First things first. Tower Bridge: brilliant or terrible color selection?
Brilliant! It’s gold. It’s very pretty. Especially when the sun sets.
What made you decide to leave San Francisco and come back to Sacramento after graduating?
When I graduated, my mother handed me a piece of paper that said how much it cost to live there, and I immediately packed my bags and moved back (laughs). And I had friends that lived in Sacramento, and it kind of became the happy medium between the suburbs and the city.
You’ve been involved in quite a few of the hip spots that have opened in Midtown in the last few years. How’d these opportunities come about?
Jason Boggs [co-owner of the Shady Lady Saloon] was one of the first people I met when I moved back. We sat down at The Golden Bear and had this two-hour session about changing the world, and how we were going to take Sacramento by storm. And then, he had the opportunity to work with Garrett [Van Vleck] and Alex [Origoni] as partners, and they brought me on. They were still working at other establishments [at the time], so I’d walk in with a magazine, and they’d come over to serve me water, and I’d open up [the magazine] and there’d be floor plans, and we’d circle something or cross it out. We kinda did that for a while until it was established enough for us to hit the ground running and get it open.
What’s your aesthetic?
We really listen to the vision of the owners and kind of the vision of the building, if it’s pre-existing or new construction. And we make sure that the process is very well-executed but doesn’t lose that sense of being organic. If you can’t roll with the punches along the way, then you lose a lot of the great ideas. We don’t take ourselves too seriously. It’s important to ask that each place we open has soul.
So, Chez Whitney. How hard is it to work on your own living space?
Everything I own is in a 10-foot-by-11-foot storage unit (laughs). It’s not that I don’t want to [spend time on my own surroundings], it’s just hard. You have this Rolodex of stuff you love going through your head on a daily basis, and to pick that out for myself and to have to wake up next to it for the next six months is a little bit daunting.
And I like to move a lot. I like exploring new parts of town and different types of apartments. I have a suitcase collection that is 22 pieces. What in the world are you supposed to do with that? (Laughs.)
I enjoy doing it so much for other people that it satisfies that need, and so when I get home, all I really want is a glass of white wine and my dog and my good friends there.
When you go out, is it hard not to pick apart every aspect of the design? Like, when you walk into an Applebee’s, does it make you nauseous? I’m not necessarily accusing you of going to Applebee’s.

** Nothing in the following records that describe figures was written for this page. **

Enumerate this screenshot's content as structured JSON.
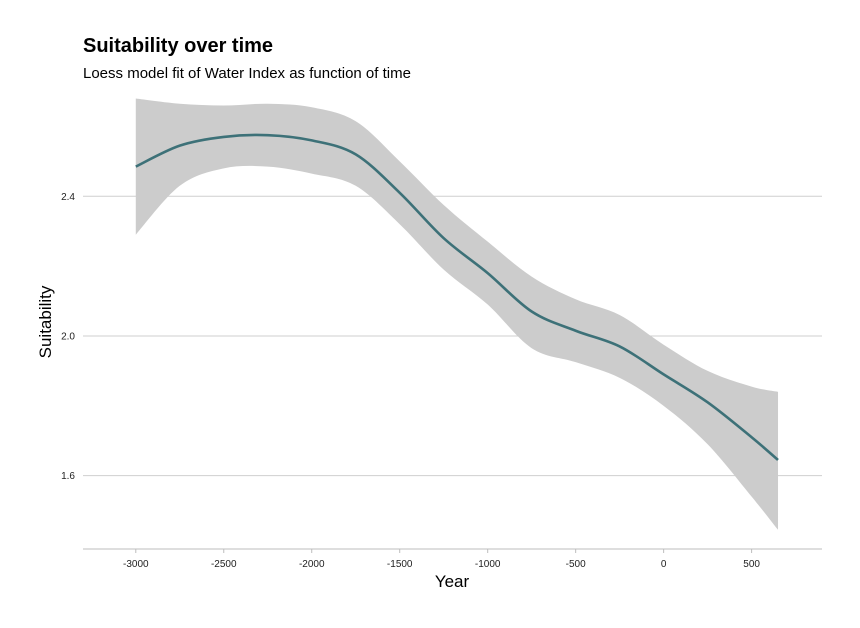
{
  "title": "Suitability over time",
  "subtitle": "Loess model fit of Water Index as function of time",
  "colors": {
    "line": "#3d7178",
    "band": "#cccccc",
    "grid": "#cfcfcf",
    "axis": "#bdbdbd"
  },
  "chart_data": {
    "type": "line",
    "title": "Suitability over time",
    "subtitle": "Loess model fit of Water Index as function of time",
    "xlabel": "Year",
    "ylabel": "Suitability",
    "xlim": [
      -3300,
      900
    ],
    "ylim": [
      1.39,
      2.69
    ],
    "x_ticks": [
      -3000,
      -2500,
      -2000,
      -1500,
      -1000,
      -500,
      0,
      500
    ],
    "y_ticks": [
      1.6,
      2.0,
      2.4
    ],
    "x_tick_labels": [
      "-3000",
      "-2500",
      "-2000",
      "-1500",
      "-1000",
      "-500",
      "0",
      "500"
    ],
    "y_tick_labels": [
      "1.6",
      "2.0",
      "2.4"
    ],
    "grid": "horizontal-major",
    "series": [
      {
        "x": [
          -3000,
          -2750,
          -2500,
          -2250,
          -2000,
          -1750,
          -1500,
          -1250,
          -1000,
          -750,
          -500,
          -250,
          0,
          250,
          500,
          650
        ],
        "y": [
          2.485,
          2.545,
          2.57,
          2.575,
          2.56,
          2.52,
          2.41,
          2.28,
          2.18,
          2.07,
          2.015,
          1.97,
          1.89,
          1.81,
          1.71,
          1.645
        ],
        "lower": [
          2.29,
          2.43,
          2.48,
          2.485,
          2.465,
          2.43,
          2.32,
          2.19,
          2.09,
          1.965,
          1.925,
          1.88,
          1.8,
          1.69,
          1.54,
          1.445
        ],
        "upper": [
          2.68,
          2.665,
          2.66,
          2.665,
          2.655,
          2.615,
          2.5,
          2.375,
          2.27,
          2.17,
          2.105,
          2.06,
          1.975,
          1.9,
          1.855,
          1.84
        ]
      }
    ]
  }
}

You know what’s funny? Applebee’s has one of the best white-chocolate brownie desserts, so you know, how can you be mad at them?

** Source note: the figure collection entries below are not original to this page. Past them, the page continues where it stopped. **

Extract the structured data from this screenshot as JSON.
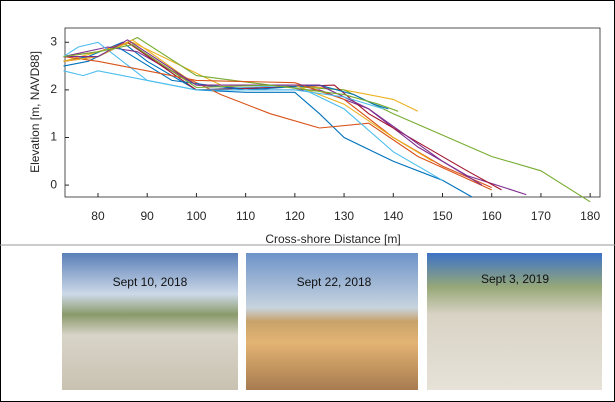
{
  "chart_data": {
    "type": "line",
    "xlabel": "Cross-shore Distance [m]",
    "ylabel": "Elevation [m, NAVD88]",
    "xlim": [
      73.3,
      182
    ],
    "ylim": [
      -0.25,
      3.3
    ],
    "xticks": [
      80,
      90,
      100,
      110,
      120,
      130,
      140,
      150,
      160,
      170,
      180
    ],
    "yticks": [
      0,
      1,
      2,
      3
    ],
    "series": [
      {
        "color": "#0072bd",
        "x": [
          73,
          78,
          85,
          90,
          100,
          110,
          120,
          125,
          130,
          140,
          150,
          156
        ],
        "values": [
          2.6,
          2.7,
          3.0,
          2.6,
          2.0,
          1.95,
          1.95,
          1.5,
          1.0,
          0.5,
          0.1,
          -0.25
        ]
      },
      {
        "color": "#d95319",
        "x": [
          73,
          80,
          86,
          95,
          105,
          115,
          125,
          135,
          145,
          160
        ],
        "values": [
          2.7,
          2.8,
          3.0,
          2.4,
          1.9,
          1.5,
          1.2,
          1.3,
          0.6,
          -0.1
        ]
      },
      {
        "color": "#edb120",
        "x": [
          73,
          80,
          87,
          95,
          105,
          120,
          130,
          140,
          145
        ],
        "values": [
          2.6,
          2.8,
          3.0,
          2.6,
          2.1,
          2.1,
          2.0,
          1.8,
          1.55
        ]
      },
      {
        "color": "#7e2f8e",
        "x": [
          73,
          82,
          88,
          100,
          115,
          125,
          135,
          145,
          155,
          167
        ],
        "values": [
          2.7,
          2.9,
          2.8,
          2.1,
          2.0,
          2.0,
          1.6,
          0.8,
          0.2,
          -0.2
        ]
      },
      {
        "color": "#77ac30",
        "x": [
          73,
          80,
          88,
          100,
          115,
          130,
          140,
          160,
          170,
          180
        ],
        "values": [
          2.6,
          2.7,
          3.1,
          2.3,
          2.1,
          2.0,
          1.5,
          0.6,
          0.3,
          -0.35
        ]
      },
      {
        "color": "#4dbeee",
        "x": [
          73,
          76,
          80,
          90,
          100,
          120,
          130,
          140,
          150
        ],
        "values": [
          2.7,
          2.9,
          3.0,
          2.2,
          2.0,
          2.1,
          1.6,
          0.7,
          0.1
        ]
      },
      {
        "color": "#a2142f",
        "x": [
          73,
          80,
          86,
          100,
          115,
          128,
          135,
          145,
          155,
          162
        ],
        "values": [
          2.6,
          2.7,
          3.0,
          2.0,
          2.05,
          2.1,
          1.5,
          0.9,
          0.3,
          -0.1
        ]
      },
      {
        "color": "#0072bd",
        "x": [
          73,
          78,
          84,
          95,
          110,
          125,
          132,
          136,
          139
        ],
        "values": [
          2.5,
          2.6,
          2.9,
          2.2,
          2.0,
          2.1,
          1.9,
          1.7,
          1.6
        ]
      },
      {
        "color": "#d95319",
        "x": [
          73,
          80,
          85,
          100,
          120,
          130,
          140,
          150,
          160
        ],
        "values": [
          2.7,
          2.6,
          2.5,
          2.2,
          2.15,
          1.8,
          1.0,
          0.4,
          -0.05
        ]
      },
      {
        "color": "#edb120",
        "x": [
          73,
          80,
          87,
          100,
          120,
          130,
          140,
          148
        ],
        "values": [
          2.6,
          2.7,
          3.05,
          2.1,
          2.1,
          1.7,
          1.0,
          0.5
        ]
      },
      {
        "color": "#7e2f8e",
        "x": [
          73,
          80,
          86,
          100,
          110,
          125,
          135,
          150,
          158
        ],
        "values": [
          2.7,
          2.7,
          3.05,
          2.1,
          2.1,
          2.1,
          1.6,
          0.5,
          0.0
        ]
      },
      {
        "color": "#77ac30",
        "x": [
          73,
          80,
          87,
          100,
          115,
          130,
          137,
          141
        ],
        "values": [
          2.7,
          2.8,
          2.95,
          2.05,
          2.1,
          1.9,
          1.7,
          1.55
        ]
      },
      {
        "color": "#4dbeee",
        "x": [
          73,
          77,
          80,
          85,
          90,
          100,
          110,
          120,
          130,
          138
        ],
        "values": [
          2.4,
          2.3,
          2.4,
          2.3,
          2.2,
          2.0,
          2.0,
          2.0,
          1.85,
          1.6
        ]
      }
    ]
  },
  "photos": [
    {
      "caption": "Sept 10, 2018"
    },
    {
      "caption": "Sept 22, 2018"
    },
    {
      "caption": "Sept 3, 2019"
    }
  ]
}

When it comes to going out, there are two mind-sets: There’s exploring bars and restaurants for the sake of design, and exploring for food and libations. And, occasionally, I’ll be out, and somebody will say, “OK, what color should that be?” And then I go off. … I like to enjoy whatever I’m a part of. I can’t be cynical and sit in every restaurant and say, “What’s that?” Because then I miss out on how good the mashed potatoes are!